The previous year he was a member of the team that lifted the national Tetrathlon trophy, setting a record in the swimming discipline that still stands today. The Tetrathlon involves swimming, horse-riding, shooting and running.
Cathal’s sickness may have sapped some of his strength but none of his enthusiasm for the things he loved. He enjoyed transition year, thriving on the challenges and targets, craic and friendship it entails. Although very ill at the time he was determined to collect his certificate at the end of May last. It was his attitude, strength and character which made him stand out and helped to make him such a good friend and loving brother to his sister Sinead and devoted son to Frank and Sheila.
It is very hard not to be sad when we think of Cathal. The loss for his family is a terrible one. Our thoughts and prayers remain with his mother Sheila, his father Frank and his sister Sinead. Cathal’s family were, to a large extent, prepared for his death. His classmates never really came to terms with it. That God could reach out for one so young and vital was not part of their experience. Their reaction was and indeed still is one of disbelief. Their lives were, however, enriched by having known him and when, inevitably, they face crises of their own in the future they will almost certainly draw inspiration and courage from his example.

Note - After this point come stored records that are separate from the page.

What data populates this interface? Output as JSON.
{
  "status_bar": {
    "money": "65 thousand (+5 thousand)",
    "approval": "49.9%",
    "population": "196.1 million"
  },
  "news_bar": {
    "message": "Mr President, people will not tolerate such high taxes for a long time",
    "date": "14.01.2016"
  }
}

In closing, on the 26th of June this year a new O’Connell’s tradition will begin. One student will receive the Cathal Dunlop Memorial Trophy. This annual prize will be awarded to the student who has contributed most to O’Connell’s, in all aspects of school life. It is more than fitting that this award will be given on the basis of the very qualities we came to admire and respect in Cathal – diligence, warmth, character and friendship.
Cathal, you are missed and will always be remembered.